There's something about this that might seem rather unnerving. In the past, if you saw a custom-written essay you'd reasonably be able to conclude that a certain irreducible human effort was spent in producing it. But with ChatGPT this is no longer true. Turning things into essays is now "free" and automated. "Essayification" is no longer evidence of human effort.

Of course, it's hardly the first time there's been a development like this. Back when I was a kid, for example, seeing that a document had been typeset was basically evidence that someone had gone to the considerable effort of printing it on printing press. But then came desktop publishing, and it became basically free to make any document be elaborately typeset.
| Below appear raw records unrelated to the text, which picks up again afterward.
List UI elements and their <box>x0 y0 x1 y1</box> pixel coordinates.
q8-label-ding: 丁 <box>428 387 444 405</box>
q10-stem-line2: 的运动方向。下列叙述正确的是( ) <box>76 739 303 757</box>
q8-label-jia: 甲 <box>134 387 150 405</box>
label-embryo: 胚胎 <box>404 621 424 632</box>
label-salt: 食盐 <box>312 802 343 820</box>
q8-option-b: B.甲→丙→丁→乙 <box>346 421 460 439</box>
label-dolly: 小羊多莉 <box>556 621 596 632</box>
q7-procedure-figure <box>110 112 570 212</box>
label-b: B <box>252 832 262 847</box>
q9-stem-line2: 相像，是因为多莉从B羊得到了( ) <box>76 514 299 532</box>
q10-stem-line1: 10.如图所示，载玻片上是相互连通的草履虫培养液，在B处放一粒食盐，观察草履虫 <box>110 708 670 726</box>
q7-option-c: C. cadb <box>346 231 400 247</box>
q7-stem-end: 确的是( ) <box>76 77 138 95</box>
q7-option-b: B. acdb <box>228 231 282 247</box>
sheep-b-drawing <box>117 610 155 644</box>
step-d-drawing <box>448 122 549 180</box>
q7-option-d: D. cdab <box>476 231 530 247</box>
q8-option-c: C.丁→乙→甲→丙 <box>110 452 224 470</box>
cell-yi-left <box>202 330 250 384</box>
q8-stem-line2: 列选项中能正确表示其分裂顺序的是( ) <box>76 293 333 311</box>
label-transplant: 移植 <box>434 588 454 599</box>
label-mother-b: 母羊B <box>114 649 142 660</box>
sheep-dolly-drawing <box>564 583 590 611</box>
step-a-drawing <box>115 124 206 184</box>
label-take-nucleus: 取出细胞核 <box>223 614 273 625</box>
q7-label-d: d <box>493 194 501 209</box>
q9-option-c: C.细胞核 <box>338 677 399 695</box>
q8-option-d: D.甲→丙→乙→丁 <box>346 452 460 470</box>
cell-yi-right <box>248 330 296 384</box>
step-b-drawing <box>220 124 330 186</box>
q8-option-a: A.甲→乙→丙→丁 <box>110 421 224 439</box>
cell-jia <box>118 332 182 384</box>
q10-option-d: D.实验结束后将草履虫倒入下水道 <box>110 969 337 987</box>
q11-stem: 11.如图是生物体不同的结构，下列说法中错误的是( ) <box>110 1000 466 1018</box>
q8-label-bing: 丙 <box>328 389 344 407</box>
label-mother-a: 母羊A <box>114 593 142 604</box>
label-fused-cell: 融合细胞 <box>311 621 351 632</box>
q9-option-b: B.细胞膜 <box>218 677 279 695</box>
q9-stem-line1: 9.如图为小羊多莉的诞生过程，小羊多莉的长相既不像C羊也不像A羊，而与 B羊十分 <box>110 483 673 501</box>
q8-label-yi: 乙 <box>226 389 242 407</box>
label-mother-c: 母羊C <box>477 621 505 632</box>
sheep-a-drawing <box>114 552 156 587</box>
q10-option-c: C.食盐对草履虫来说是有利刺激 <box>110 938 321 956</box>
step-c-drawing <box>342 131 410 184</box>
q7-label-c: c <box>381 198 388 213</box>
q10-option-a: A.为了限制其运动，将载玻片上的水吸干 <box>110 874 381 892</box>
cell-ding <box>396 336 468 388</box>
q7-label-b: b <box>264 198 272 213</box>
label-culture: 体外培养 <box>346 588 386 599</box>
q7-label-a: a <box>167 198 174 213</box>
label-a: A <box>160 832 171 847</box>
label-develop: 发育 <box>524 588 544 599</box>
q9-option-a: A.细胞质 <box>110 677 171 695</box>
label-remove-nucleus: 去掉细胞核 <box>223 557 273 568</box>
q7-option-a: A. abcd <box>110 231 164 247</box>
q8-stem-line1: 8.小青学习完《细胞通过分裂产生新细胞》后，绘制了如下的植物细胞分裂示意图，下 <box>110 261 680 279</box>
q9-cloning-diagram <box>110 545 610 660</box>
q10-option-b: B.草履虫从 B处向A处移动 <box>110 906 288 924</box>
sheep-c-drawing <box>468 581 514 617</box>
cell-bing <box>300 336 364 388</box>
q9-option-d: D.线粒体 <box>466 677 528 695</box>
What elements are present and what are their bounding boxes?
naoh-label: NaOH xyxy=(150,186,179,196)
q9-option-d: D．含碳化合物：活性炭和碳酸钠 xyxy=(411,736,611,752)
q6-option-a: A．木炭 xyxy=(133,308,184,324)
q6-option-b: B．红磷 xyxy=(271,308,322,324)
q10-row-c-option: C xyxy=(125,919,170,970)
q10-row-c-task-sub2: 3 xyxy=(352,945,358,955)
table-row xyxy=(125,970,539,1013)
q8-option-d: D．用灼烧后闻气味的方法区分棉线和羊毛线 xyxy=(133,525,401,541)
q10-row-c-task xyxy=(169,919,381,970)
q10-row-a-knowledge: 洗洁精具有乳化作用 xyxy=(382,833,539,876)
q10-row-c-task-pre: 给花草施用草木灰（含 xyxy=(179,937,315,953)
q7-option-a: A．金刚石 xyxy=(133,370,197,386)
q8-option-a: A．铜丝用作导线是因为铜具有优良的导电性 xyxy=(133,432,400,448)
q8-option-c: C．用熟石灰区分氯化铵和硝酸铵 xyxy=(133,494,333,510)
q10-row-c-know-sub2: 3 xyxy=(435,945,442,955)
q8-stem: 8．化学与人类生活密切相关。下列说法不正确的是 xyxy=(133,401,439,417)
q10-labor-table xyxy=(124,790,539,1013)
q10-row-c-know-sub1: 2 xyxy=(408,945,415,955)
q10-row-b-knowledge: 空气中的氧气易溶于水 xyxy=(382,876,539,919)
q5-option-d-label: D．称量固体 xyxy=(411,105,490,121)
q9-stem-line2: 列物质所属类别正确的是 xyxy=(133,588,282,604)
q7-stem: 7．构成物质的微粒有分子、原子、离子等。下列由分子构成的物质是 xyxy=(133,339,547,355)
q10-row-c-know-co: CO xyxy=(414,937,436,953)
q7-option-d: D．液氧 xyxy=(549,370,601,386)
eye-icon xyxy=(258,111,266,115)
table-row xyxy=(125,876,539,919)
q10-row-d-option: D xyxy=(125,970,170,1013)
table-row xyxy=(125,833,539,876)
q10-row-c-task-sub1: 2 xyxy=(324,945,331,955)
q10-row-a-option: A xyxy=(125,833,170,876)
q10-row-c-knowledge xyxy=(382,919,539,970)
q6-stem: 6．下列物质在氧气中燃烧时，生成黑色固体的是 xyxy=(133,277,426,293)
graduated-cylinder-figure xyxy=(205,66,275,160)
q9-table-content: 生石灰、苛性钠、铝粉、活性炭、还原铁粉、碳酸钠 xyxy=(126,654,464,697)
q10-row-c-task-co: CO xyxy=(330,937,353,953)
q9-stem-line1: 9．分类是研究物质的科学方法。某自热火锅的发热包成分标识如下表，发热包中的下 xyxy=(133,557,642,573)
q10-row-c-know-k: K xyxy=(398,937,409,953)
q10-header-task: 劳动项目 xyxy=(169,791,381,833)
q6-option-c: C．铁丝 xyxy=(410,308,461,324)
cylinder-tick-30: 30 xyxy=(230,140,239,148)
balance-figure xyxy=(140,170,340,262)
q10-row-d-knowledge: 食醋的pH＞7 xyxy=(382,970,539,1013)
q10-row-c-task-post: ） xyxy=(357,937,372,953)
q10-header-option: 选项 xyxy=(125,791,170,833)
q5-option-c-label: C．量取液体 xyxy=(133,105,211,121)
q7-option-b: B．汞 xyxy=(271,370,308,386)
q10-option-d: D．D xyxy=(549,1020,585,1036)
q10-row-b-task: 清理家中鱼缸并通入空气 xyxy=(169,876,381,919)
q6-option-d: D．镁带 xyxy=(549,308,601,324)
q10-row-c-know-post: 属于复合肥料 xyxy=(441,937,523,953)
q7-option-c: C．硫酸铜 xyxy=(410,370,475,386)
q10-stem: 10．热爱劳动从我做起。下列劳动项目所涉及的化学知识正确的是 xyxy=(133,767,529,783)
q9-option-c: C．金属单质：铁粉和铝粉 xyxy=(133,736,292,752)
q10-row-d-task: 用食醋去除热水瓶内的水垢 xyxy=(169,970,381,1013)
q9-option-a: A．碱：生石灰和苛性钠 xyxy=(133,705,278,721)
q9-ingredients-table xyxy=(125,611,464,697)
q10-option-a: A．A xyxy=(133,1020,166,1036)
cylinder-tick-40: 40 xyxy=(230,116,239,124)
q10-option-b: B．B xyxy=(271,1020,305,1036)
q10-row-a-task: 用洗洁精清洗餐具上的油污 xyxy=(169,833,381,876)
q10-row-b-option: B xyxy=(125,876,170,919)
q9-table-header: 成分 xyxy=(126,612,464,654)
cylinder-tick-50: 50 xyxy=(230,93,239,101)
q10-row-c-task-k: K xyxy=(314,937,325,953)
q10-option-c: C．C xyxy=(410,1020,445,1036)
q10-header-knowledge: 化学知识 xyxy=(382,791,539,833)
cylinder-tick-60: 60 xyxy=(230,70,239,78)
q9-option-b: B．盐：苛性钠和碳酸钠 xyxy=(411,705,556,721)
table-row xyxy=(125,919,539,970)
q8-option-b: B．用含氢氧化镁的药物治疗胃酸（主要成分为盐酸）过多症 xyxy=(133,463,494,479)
And in a longer view, this kind of thing is basically a constant trend in history: what once took human effort eventually becomes automated and "free to do" through technology. There's a direct analog of this in the realm of ideas: that with time higher and higher levels of abstraction are developed, that subsume what were formerly laborious details and specifics.

Will this end? Will we eventually have automated everything? Discovered everything? Invented everything? At some level, we now know that the answer is a resounding no. Because one of the consequences of the phenomenon of computational irreducibility is that there'll always be more computations to do--that can't in the end be reduced by any finite amount of automation, discovery or invention.

Ultimately, though, this will be a more subtle story. Because while there may always be more computations to do, it could still be that we as humans don't care about them. And that somehow everything we care about can successfully be automated--say by AIs--leaving "nothing more for us to do".

It's a deflationary epoch, as labor and energy costs trend toward zero.